Einer der sieben verschiedenen Icherzähler in Abbas Khiders neuem, atemlos die Länder des Arabischen Frühlings an dessen noch kaum vorauszuahnendem Vorabend durchquerenden Roman „Brief in die Auberginenrepublik“, der einundvierzigjährige Kairoer Majed, setzt sich in melancholischer Stimmung ins Kaffeehaus seines nach viertägigem Verhör durch die ägyptische Geheimpolizei unter ungeklärten Umständen verstorbenen Freundes, um Zeit bis zu seinem nächsten Geschäftstermin zu überbrücken. Während er sich, wehmütig seinen Tee schlürfend und Wasserpfeife rauchend, an seinen lebenslangen engen Freund erinnert, fällt sein Blick auf die alte Wanduhr:

Ich muss lächeln, weil sie wie üblich die falsche Uhrzeit anzeigt. Sie zeigt immer 17 Uhr. Ich schaue auf meine Armbanduhr: 13.20 Uhr

Doch die zeitentrückte, immer wieder nur sieben Uhr schlagende Kuckucksuhr im Cafe Phönix ist lediglich ein Symbol von vielen für die außer Takt geratene Welt von der Abbas Khider in seinem Buch so kenntnisreich und virtuos erzählt.

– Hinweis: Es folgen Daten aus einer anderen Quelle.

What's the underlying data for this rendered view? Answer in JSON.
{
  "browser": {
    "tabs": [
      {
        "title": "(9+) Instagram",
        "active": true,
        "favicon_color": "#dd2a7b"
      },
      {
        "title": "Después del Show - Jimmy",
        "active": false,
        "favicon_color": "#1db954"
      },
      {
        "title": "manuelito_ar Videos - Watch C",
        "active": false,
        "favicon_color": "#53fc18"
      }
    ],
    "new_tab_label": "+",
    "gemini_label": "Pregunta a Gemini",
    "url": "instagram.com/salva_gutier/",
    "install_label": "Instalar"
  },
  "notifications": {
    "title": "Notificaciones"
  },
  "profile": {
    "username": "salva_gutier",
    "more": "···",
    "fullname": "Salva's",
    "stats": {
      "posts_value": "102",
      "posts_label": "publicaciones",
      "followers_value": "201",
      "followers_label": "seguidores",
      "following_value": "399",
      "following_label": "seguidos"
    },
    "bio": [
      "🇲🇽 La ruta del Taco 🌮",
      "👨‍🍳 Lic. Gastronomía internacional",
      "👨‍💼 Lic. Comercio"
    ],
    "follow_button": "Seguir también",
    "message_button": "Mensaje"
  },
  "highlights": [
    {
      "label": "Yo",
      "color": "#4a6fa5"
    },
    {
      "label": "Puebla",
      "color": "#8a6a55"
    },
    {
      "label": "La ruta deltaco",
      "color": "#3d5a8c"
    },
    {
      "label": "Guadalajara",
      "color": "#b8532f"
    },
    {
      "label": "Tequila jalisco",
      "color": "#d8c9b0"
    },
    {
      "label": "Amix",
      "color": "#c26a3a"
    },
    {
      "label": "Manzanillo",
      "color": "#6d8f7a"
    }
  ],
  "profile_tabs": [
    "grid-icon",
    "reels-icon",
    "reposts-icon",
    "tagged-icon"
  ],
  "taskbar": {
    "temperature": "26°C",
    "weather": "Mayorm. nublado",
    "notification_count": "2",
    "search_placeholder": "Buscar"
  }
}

Sein mittlerweile dritter Roman ist ein furioser literarischer Kettenbrief: alle seine Protagonisten sind auf irgendeine Art und Weise in den Transport illegaler Briefe verwickelt, den ein findiger irakischer Geschäftsmann als einträgliches Zusatzgeschäft für sich und seine zahlreichen Geschäftspartner in den arabischen Ländern entdeckt hat. 

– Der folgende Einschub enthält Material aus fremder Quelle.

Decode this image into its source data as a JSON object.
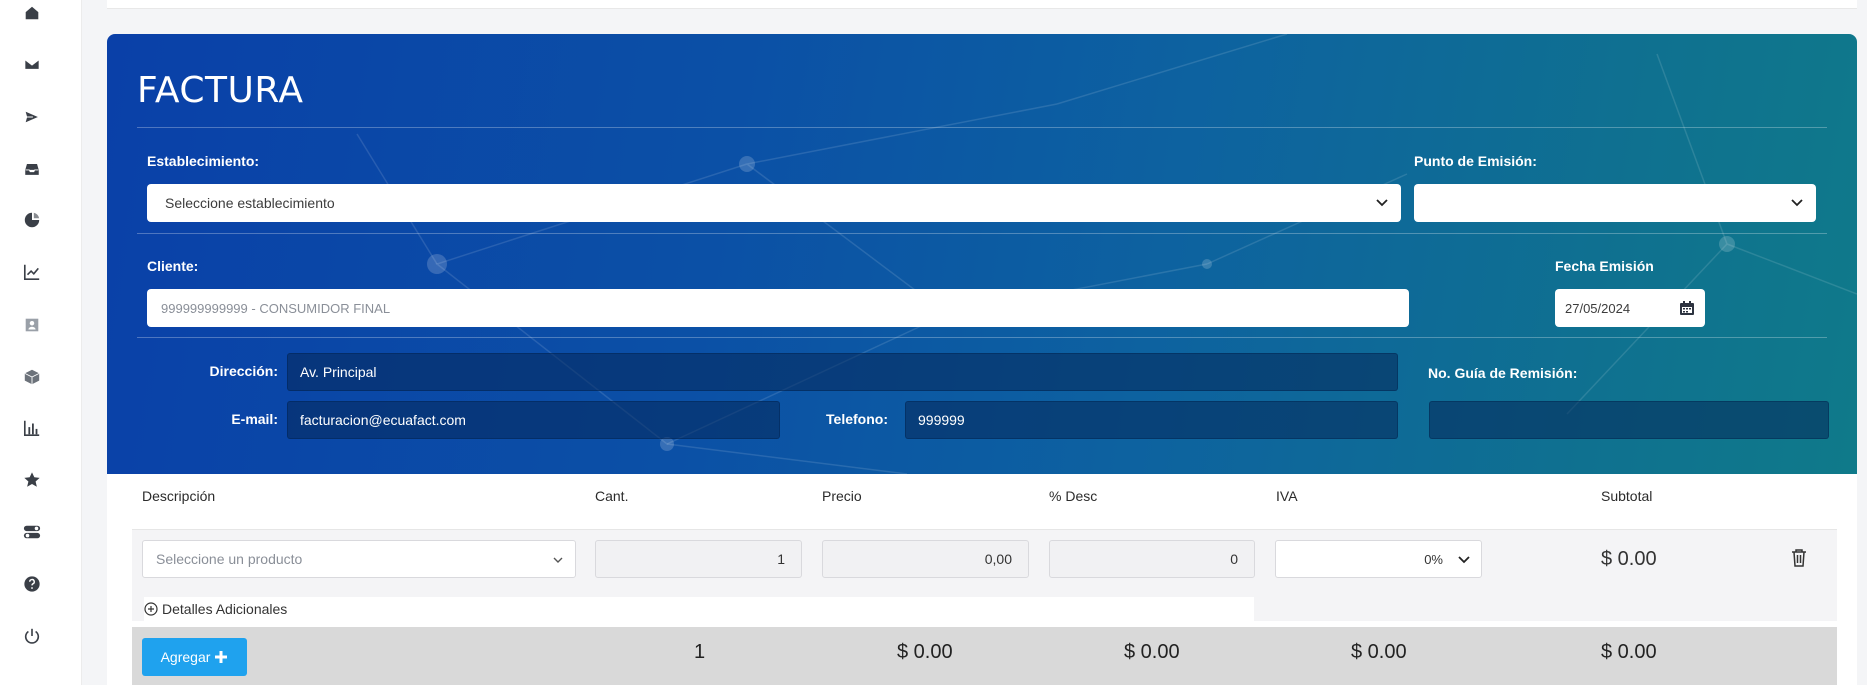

Auch Majed, Besitzer eines kleinen Reisebüros, verdient an jedem erfolgreich weitergeleiteten Brief ein Viertel des hoffnungslos überteuerten Portos in Gesamthöhe von 200 Dollar und garantiert seinen Kunden, allesamt Exil-Irakern, dafür, dass deren Briefe nicht durch die Hände der irakischen Militärzensur laufen werden. Während Majed die lukrativen Geschäftsbedingungen erläutert und in seinem Inneren die Beziehung zu seinem verstorbenen Freund Revue passieren lässt, erfahren wir nicht nur gleichsam aus erster Hand und in exemplarischer Kürze von den elenden Lebensbedingungen im Ägypten der mittlerweile überwundenen Mubarak-Ära, sondern insbesondere auch auf besonders unmittelbare und glaubwürdige Art und Weise, wie sich die politischen Verhältnisse auf die eigentlichen „unbekannten“ Protagonisten der Weltgeschichte und späteren Helden der arabischen Revolution auswirken.

Abbas Khider lässt uns den Weg des Briefes über tausende von Kilometern von seinem Absender, dem im libyschen Bengasi lebenden Bauarbeiter und ehemaligen Studenten der Literaturwissenschaften Salim, über die weiteren Stationen Ägypten und Jordanien bis an seinen finalen Bestimmungsort Saddam City, Baghdad, Irak, mitverfolgen, wobei ihm das absolut bewundernswerte Kunststück gelingt, uns dabei auf unterhaltsamste Art und Weise tiefe Einblicke in die unterschiedlichen Lebenswelten seiner Überbringer, Adressaten – und letztlich auch seiner Zensuratoren zu gewähren: denn natürlich weiß der irakische Geheimndienst längst vom großen internationalen Geschäft mit den illegalen Briefen und hat zu deren lückenloser Kontrolle bereits eine eigene Behörde eingerichtet.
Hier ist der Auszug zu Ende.